In Detroit, City Council Districts are updated every 10 years to reflect population changes following the U.S. Census. This process, called redistricting, ensures each district has roughly equal population, allowing each council member to represent a similar number of constituents. The release of 2020 Census data led to a redraw of the seven Detroit City Council districts. The 2025 election will be the first time these new boundaries are used. You can see the changes are most impactful on neighborhoods south of Hamtramck and west of Highland Park.

These changes affected which district some residents were in, but they also meant that we had to update how we reported neighborhood zones. Prior NVI results were reported for the old council districts. The current data is reported based on the new council districts.

You can see how the neighborhood zones changed within each council district below. Some neighborhood zones remained mostly the same, like the zones in Council District 1. In other council districts, like District 5, all the zones were impacted.

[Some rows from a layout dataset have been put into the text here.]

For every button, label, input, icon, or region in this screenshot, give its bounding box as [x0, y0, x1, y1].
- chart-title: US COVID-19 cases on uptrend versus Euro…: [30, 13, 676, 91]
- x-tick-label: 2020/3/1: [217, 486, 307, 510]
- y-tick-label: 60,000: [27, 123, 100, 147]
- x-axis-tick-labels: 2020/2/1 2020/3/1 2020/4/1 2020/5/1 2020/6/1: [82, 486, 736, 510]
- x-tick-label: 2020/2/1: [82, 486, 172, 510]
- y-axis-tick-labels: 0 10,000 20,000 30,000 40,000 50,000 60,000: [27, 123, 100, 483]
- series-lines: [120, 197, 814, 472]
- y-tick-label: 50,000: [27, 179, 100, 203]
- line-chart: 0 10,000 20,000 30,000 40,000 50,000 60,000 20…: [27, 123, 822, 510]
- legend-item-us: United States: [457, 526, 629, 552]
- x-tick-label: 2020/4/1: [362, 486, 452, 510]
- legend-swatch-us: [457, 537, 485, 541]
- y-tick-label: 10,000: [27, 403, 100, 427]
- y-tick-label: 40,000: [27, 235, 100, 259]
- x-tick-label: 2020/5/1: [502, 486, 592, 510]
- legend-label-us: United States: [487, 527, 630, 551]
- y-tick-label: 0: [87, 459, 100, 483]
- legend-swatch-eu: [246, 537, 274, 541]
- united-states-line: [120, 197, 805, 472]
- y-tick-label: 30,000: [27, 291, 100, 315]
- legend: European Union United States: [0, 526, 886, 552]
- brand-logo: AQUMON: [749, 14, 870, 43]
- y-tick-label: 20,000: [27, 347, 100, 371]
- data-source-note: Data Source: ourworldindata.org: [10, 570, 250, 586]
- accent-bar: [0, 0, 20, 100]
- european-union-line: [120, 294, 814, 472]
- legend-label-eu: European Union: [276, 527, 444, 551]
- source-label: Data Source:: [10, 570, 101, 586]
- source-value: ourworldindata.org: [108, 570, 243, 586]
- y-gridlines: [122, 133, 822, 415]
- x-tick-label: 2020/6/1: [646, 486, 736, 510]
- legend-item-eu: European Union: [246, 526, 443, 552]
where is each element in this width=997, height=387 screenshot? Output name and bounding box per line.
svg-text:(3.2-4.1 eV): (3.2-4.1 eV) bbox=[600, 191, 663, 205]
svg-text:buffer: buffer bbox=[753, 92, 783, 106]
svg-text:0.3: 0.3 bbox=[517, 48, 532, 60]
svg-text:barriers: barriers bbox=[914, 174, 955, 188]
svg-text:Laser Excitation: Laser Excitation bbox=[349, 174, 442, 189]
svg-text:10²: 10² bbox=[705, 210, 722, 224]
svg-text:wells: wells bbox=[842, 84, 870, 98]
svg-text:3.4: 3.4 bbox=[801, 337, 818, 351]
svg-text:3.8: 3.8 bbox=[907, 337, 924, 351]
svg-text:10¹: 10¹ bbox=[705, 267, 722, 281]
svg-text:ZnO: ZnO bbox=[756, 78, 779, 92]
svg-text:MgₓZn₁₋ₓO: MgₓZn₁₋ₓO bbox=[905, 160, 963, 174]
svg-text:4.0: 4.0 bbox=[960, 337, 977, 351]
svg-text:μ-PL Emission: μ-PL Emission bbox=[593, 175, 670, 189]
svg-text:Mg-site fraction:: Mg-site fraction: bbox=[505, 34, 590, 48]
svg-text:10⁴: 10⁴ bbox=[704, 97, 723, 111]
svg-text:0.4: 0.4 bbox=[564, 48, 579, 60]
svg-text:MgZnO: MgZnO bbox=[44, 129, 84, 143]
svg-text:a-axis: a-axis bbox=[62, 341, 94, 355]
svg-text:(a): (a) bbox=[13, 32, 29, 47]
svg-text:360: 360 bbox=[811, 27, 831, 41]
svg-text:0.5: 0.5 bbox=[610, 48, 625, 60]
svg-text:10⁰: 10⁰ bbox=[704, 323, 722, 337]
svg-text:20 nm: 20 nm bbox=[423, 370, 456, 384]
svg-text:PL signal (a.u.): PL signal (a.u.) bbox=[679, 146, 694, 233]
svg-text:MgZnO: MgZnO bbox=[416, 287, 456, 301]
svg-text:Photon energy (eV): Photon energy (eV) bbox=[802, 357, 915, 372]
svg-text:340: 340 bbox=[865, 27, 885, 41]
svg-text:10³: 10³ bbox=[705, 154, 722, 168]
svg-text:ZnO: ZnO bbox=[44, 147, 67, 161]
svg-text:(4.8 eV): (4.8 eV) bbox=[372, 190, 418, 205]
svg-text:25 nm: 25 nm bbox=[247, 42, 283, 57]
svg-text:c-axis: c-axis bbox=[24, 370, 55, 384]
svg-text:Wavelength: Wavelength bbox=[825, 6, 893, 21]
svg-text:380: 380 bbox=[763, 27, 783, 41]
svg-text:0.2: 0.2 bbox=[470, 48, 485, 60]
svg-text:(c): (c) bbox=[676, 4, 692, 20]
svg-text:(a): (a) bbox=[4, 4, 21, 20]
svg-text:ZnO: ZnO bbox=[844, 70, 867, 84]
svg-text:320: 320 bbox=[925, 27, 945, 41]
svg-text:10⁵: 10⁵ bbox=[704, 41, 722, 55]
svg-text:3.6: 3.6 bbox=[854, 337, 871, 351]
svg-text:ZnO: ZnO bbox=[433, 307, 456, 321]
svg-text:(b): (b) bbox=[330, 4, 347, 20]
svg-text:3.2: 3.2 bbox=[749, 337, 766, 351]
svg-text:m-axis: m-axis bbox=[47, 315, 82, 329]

How is the Data Calculated?

When people take the NVI survey, their address provides a specific point in the city, and with our handy geographic database, we’re able to identify which NVI Neighborhood Zone they live in. The same approach is used for other address-level data in the NVI, for example, building permits or tax foreclosures. We take all the data in that zone and aggregate it, meaning that we take all of the individual data in the neighborhood zone and group it together to get a better understanding of that specific area. How we group it together depends on the data: sometimes we show a range of responses, other times we use an average or median response.

For some NVI data points, we use American Community Survey (ACS) data. This data is not available by address for privacy reasons, so we can’t assign each response to a neighborhood zone like we do with the NVI survey data. Instead, we have to approximate which ACS geography belongs to which neighborhood zone. For NVI, we chose to use census tracts because they have more reliable estimates compared to even smaller geographies. (If you’re curious about what a census tract is, you can explore more about census geographies on State of the Child). Census tract boundaries don’t always align exactly to council district or neighborhood zone boundaries, but we’ve done our best to assign tracts to zones as accurately as possible.

What About My Community Development Organization’s Boundary?

We recognize that neither council districts, nor neighborhood zones, nor census tracts really represent the boundaries that most community development organizations (CDOs) work to serve. As one of the benefits to CDOs promoting the survey to their residents, we offer a special cut of NVI data that matches the CDO’s boundaries. Since the NVI data is collected at the address level, the CDO boundaries are able to be replicated exactly. However, for ACS data, we use the census tracts that align most closely to the CDO’s boundaries. Sometimes this means the data represents a slightly smaller or larger area than the CDO’s service area. This is a limitation of the data we’re working with and we will do our best to help you understand the geographic scope of a dataset with a map highlighting the data boundaries.

Wrapping It Up

Now you know why and how we created NVI Neighborhood Zones. Although it seems like the goal should be to talk to every person in the city, it’s simply not practical given the resources available. The good news is that we can understand information about a large group of people based on sampling a smaller number of people in that area. And while citywide and district-level data are useful for some purposes, reporting data for smaller areas like neighborhood zones can make that data more actionable.